Three years after she was diagnosed with endometriosis, Marissa Brennan turned to Facebook for support.
“When it comes to endometriosis, there’s a lot of people that think they understand or think it’s only a ‘small’ disease that affects you a couple of days a month,” she said.
“But day-to-day coping can actually be really difficult.”
What started out as a search for more information, led Marissa to an online support group of Australian women living with endometriosis.
Finding an online community where people understood her experience allowed Marissa to reach out and get support in a way she had not been able to before.
Even though endometriosis affects one in ten women, it has long been poorly understood, can be extremely isolating, and on average takes a woman seven to ten years to get an accurate diagnosis.
Advocates say women are often forced to become self-taught experts, managing symptoms that include pelvic pain, heavy or irregular periods, bowel and bladder symptoms, and fertility problems.
“In the group, you feel like you’re around like-minded people that understand … like there’s this big support network that’s available just at your fingertips when you might need it,” Marissa said.
Support groups on social networks
The 25-year-old Brisbane nurse is one of thousands of Australians living with an illness who turns to social media to connect with others who understand her plight.
“Closed” or “secret” Facebook groups allow people connect privately with others who might be going through a similar experience.
The groups often have a set of unique terms and conditions, and require members to answer a series of questions before joining. For example, “do they live with X illness or care for someone who does?”.
“It’s safe space where people can talk without feeling judged, and look for support and reinforcement that they are doing the right thing and doing everything they can,” Marissa said.
Dr Melanie Keep, an e-Health researcher at the University of Sydney, said recent years had seen a rise in the number of illness support groups on social media, as well as online discussion boards and patient-specific platforms.
Usually the groups are run by one or more voluntary members, or by an organisation advocating for the same cause.
Dr Keep said there was significant variety from group to group.
“There might be emotional support from peers. And there could also be practical support, like being able to drive somebody to an appointment,” she said.
“All of these things can be facilitated through an online group.”
Dr Keep said research suggested people who actively engaged in online support groups — whether by regularly posting or responding to what others posted — tended to “get more out of it”.
But Dr Keep and her colleagues recently investigated the effects of online health communities on members who engage less actively, and found the experience was still largely beneficial.
“We found that even people who ‘lurk’ feel like they’re getting something out of the process, either by sharing minimally or by what they view,” she said.
Sharing resources and supporting others
Kristin Gillespie, 54, has lived with mental illness for most of her life, and now helps to run a closed Facebook group for Australians living with psycho-social disability.
Kristin said the announcement of the NDIS prompted her to connect with others who were also grappling with how the scheme would work.
“I’m very much a believer that people with disabilities need to stick together … and peer support is enormously beneficial and powerful if it’s done well,” Kristin said.

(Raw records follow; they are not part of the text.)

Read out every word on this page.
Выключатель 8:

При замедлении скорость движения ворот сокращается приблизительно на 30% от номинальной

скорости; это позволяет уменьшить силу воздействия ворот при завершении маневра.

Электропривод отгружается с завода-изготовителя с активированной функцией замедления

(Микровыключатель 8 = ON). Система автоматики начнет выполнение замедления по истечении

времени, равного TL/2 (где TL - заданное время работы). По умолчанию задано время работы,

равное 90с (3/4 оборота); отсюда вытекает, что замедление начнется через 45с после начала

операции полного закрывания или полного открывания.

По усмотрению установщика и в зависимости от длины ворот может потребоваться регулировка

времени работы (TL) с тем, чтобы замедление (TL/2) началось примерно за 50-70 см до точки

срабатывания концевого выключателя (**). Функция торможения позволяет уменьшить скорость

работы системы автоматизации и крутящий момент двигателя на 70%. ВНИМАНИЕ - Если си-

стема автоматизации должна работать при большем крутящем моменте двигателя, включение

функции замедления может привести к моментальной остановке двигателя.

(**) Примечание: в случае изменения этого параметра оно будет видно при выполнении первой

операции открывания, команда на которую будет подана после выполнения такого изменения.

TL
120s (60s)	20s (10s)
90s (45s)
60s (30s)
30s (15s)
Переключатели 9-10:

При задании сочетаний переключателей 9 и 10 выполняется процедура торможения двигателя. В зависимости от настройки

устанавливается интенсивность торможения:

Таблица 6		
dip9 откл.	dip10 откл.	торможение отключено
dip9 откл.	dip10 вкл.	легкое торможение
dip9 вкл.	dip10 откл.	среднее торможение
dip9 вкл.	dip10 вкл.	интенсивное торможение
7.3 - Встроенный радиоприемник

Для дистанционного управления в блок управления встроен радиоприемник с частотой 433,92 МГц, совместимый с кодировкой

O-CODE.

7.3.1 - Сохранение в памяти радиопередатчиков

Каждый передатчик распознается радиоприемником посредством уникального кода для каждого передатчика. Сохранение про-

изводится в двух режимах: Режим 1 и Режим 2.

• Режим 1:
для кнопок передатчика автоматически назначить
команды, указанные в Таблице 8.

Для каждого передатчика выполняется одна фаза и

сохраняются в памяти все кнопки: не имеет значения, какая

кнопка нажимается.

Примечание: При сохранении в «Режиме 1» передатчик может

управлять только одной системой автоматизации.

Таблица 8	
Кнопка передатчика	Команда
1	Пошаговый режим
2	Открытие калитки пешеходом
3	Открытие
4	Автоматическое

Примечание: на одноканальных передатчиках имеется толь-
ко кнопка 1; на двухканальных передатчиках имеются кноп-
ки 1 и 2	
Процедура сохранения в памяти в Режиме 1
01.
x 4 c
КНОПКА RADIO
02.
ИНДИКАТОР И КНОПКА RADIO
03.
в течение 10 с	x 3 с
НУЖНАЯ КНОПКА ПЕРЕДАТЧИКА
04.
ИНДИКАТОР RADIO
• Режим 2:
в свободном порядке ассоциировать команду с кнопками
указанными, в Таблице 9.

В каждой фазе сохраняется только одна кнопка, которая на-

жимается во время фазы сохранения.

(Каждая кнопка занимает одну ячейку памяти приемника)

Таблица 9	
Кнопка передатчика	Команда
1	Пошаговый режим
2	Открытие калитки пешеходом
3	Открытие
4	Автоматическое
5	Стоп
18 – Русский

According to Kristin, the group, which now has more than one thousand members, provides peer support and practical information about mental health and the NDIS.

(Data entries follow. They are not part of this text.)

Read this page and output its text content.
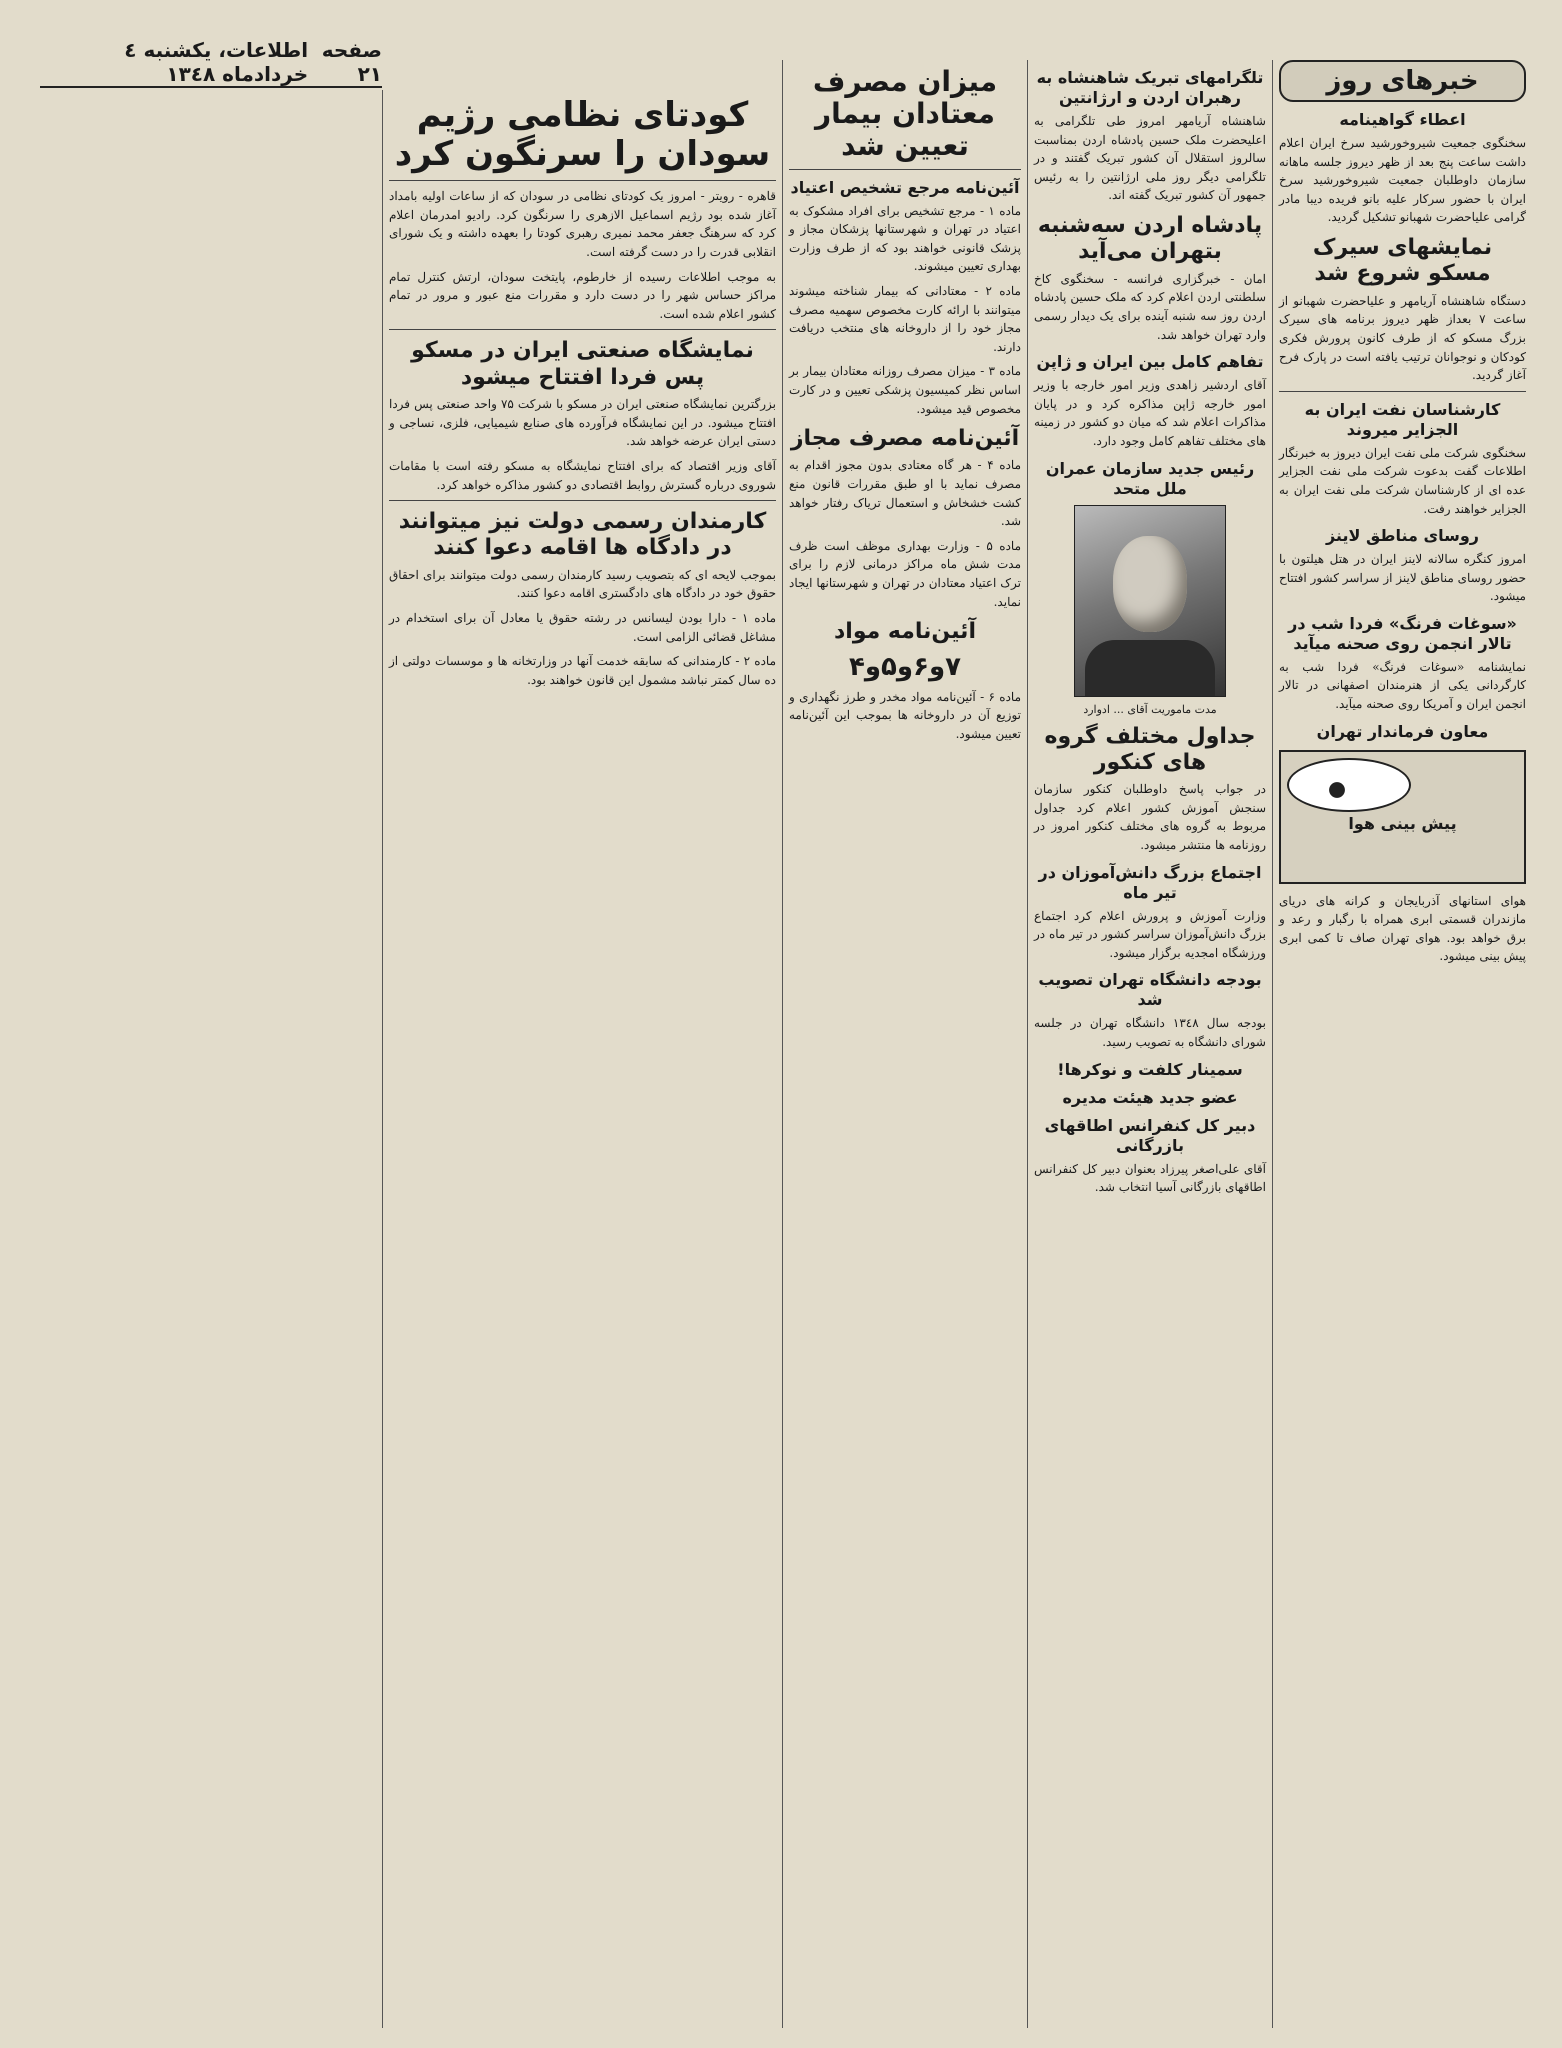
صفحه ۲۱
اطلاعات، یکشنبه ٤ خردادماه ۱۳٤۸	خبرهای روز
اعطاء گواهینامه

سخنگوی جمعیت شیروخورشید سرخ ایران اعلام داشت ساعت پنج بعد از ظهر دیروز جلسه ماهانه سازمان داوطلبان جمعیت شیروخورشید سرخ ایران با حضور سرکار علیه بانو فریده دیبا مادر گرامی علیاحضرت شهبانو تشکیل گردید.

نمایشهای سیرک مسکو شروع شد

دستگاه شاهنشاه آریامهر و علیاحضرت شهبانو از ساعت ۷ بعداز ظهر دیروز برنامه های سیرک بزرگ مسکو که از طرف کانون پرورش فکری کودکان و نوجوانان ترتیب یافته است در پارک فرح آغاز گردید.

کارشناسان نفت ایران به الجزایر میروند

سخنگوی شرکت ملی نفت ایران دیروز به خبرنگار اطلاعات گفت بدعوت شرکت ملی نفت الجزایر عده ای از کارشناسان شرکت ملی نفت ایران به الجزایر خواهند رفت.

روسای مناطق لاینز

امروز کنگره سالانه لاینز ایران در هتل هیلتون با حضور روسای مناطق لاینز از سراسر کشور افتتاح میشود.

«سوغات فرنگ» فردا شب در تالار انجمن روی صحنه میآید

نمایشنامه «سوغات فرنگ» فردا شب به کارگردانی یکی از هنرمندان اصفهانی در تالار انجمن ایران و آمریکا روی صحنه میآید.

معاون فرماندار تهران
پیش بینی هوا

هوای استانهای آذربایجان و کرانه های دریای مازندران قسمتی ابری همراه با رگبار و رعد و برق خواهد بود. هوای تهران صاف تا کمی ابری پیش بینی میشود.

تلگرامهای تبریک شاهنشاه به رهبران اردن و ارژانتین

شاهنشاه آریامهر امروز طی تلگرامی به اعلیحضرت ملک حسین پادشاه اردن بمناسبت سالروز استقلال آن کشور تبریک گفتند و در تلگرامی دیگر روز ملی ارژانتین را به رئیس جمهور آن کشور تبریک گفته اند.

پادشاه اردن سه‌شنبه بتهران می‌آید

امان - خبرگزاری فرانسه - سخنگوی کاخ سلطنتی اردن اعلام کرد که ملک حسین پادشاه اردن روز سه شنبه آینده برای یک دیدار رسمی وارد تهران خواهد شد.

تفاهم کامل بین ایران و ژاپن

آقای اردشیر زاهدی وزیر امور خارجه با وزیر امور خارجه ژاپن مذاکره کرد و در پایان مذاکرات اعلام شد که میان دو کشور در زمینه های مختلف تفاهم کامل وجود دارد.

رئیس جدید سازمان عمران ملل متحد
مدت ماموریت آقای ... ادوارد
جداول مختلف گروه های کنکور

در جواب پاسخ داوطلبان کنکور سازمان سنجش آموزش کشور اعلام کرد جداول مربوط به گروه های مختلف کنکور امروز در روزنامه ها منتشر میشود.

اجتماع بزرگ دانش‌آموزان در تیر ماه

وزارت آموزش و پرورش اعلام کرد اجتماع بزرگ دانش‌آموزان سراسر کشور در تیر ماه در ورزشگاه امجدیه برگزار میشود.

بودجه دانشگاه تهران تصویب شد

بودجه سال ۱۳٤۸ دانشگاه تهران در جلسه شورای دانشگاه به تصویب رسید.

سمینار کلفت و نوکرها!
عضو جدید هیئت مدیره
دبیر کل کنفرانس اطاقهای بازرگانی

آقای علی‌اصغر پیرزاد بعنوان دبیر کل کنفرانس اطاقهای بازرگانی آسیا انتخاب شد.

میزان مصرف معتادان بیمار تعیین شد
آئین‌نامه مرجع تشخیص اعتیاد

ماده ۱ - مرجع تشخیص برای افراد مشکوک به اعتیاد در تهران و شهرستانها پزشکان مجاز و پزشک قانونی خواهند بود که از طرف وزارت بهداری تعیین میشوند.

ماده ۲ - معتادانی که بیمار شناخته میشوند میتوانند با ارائه کارت مخصوص سهمیه مصرف مجاز خود را از داروخانه های منتخب دریافت دارند.

ماده ۳ - میزان مصرف روزانه معتادان بیمار بر اساس نظر کمیسیون پزشکی تعیین و در کارت مخصوص قید میشود.

آئین‌نامه مصرف مجاز

ماده ۴ - هر گاه معتادی بدون مجوز اقدام به مصرف نماید با او طبق مقررات قانون منع کشت خشخاش و استعمال تریاک رفتار خواهد شد.

ماده ۵ - وزارت بهداری موظف است ظرف مدت شش ماه مراکز درمانی لازم را برای ترک اعتیاد معتادان در تهران و شهرستانها ایجاد نماید.

آئین‌نامه مواد
۷و۶و۵و۴

ماده ۶ - آئین‌نامه مواد مخدر و طرز نگهداری و توزیع آن در داروخانه ها بموجب این آئین‌نامه تعیین میشود.

کودتای نظامی رژیم سودان را سرنگون کرد

قاهره - رویتر - امروز یک کودتای نظامی در سودان که از ساعات اولیه بامداد آغاز شده بود رژیم اسماعیل الازهری را سرنگون کرد. رادیو امدرمان اعلام کرد که سرهنگ جعفر محمد نمیری رهبری کودتا را بعهده داشته و یک شورای انقلابی قدرت را در دست گرفته است.

به موجب اطلاعات رسیده از خارطوم، پایتخت سودان، ارتش کنترل تمام مراکز حساس شهر را در دست دارد و مقررات منع عبور و مرور در تمام کشور اعلام شده است.

نمایشگاه صنعتی ایران در مسکو پس فردا افتتاح میشود

بزرگترین نمایشگاه صنعتی ایران در مسکو با شرکت ۷۵ واحد صنعتی پس فردا افتتاح میشود. در این نمایشگاه فرآورده های صنایع شیمیایی، فلزی، نساجی و دستی ایران عرضه خواهد شد.

آقای وزیر اقتصاد که برای افتتاح نمایشگاه به مسکو رفته است با مقامات شوروی درباره گسترش روابط اقتصادی دو کشور مذاکره خواهد کرد.

کارمندان رسمی دولت نیز میتوانند در دادگاه ها اقامه دعوا کنند

بموجب لایحه ای که بتصویب رسید کارمندان رسمی دولت میتوانند برای احقاق حقوق خود در دادگاه های دادگستری اقامه دعوا کنند.

ماده ۱ - دارا بودن لیسانس در رشته حقوق یا معادل آن برای استخدام در مشاغل قضائی الزامی است.

ماده ۲ - کارمندانی که سابقه خدمت آنها در وزارتخانه ها و موسسات دولتی از ده سال کمتر نباشد مشمول این قانون خواهند بود.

“We have a huge range of stuff in the group. Sometimes we might be discussing how things operate at a nuts and bolts level, or we might be discussing one person’s lived experience,” she said.
For Kristin, one of the biggest benefits of the group is that people can participate from anywhere in Australia.
“People who suffer from serious mental illness tend to be very isolated, and many of us have to live in more rural or remote locations simply because we can’t afford to live in the city,” she said.
“It enables us to connect with other peers in a fairly safe environment, and that’s actually quite hard to do.”
Minimising potential risks
In both Kristin and Marissa’s groups, administrators have posted clear guidelines around who to contact if someone needs urgent help or support.
Dr Keep said online support groups often develop group guidelines to ensure discussions are healthy and respectful. These can include:
- Who the group is for (e.g. patients, carers)
- Behavioural guidelines (being respectful of other members)
- No advertising or promotional content
- Where to access urgent help or support
Dr Keep said for people considering joining an online support group, it is important to read a group’s guidelines and note their privacy settings. Also, shop around.
“Look at a number of different communities, look at their terms of conditions and their rules of engagement,” she said.
“Does it have a good sense of community? Or are people putting each other down? Do people get positive, supportive messages when they’re responding to others and making their own posts?”
It is also important to be aware of the risks of misinformation or false advertising, especially given patient support groups on social media are rarely run by qualified medical professionals. So while they can be a good place to get support and make connections, you should seek medical advice from your doctor.
But the benefits of online support groups can be significant, Dr Keep said, especially for people not able to access support offline.
“I think the support that people receive out of these online communities outweighs the potential risks, especially when there are systems in place to try and prevent those risks,” she said.
“It’s the value of talking to someone whose been through it all before, and can make things less scary, however awful it may be,” she said.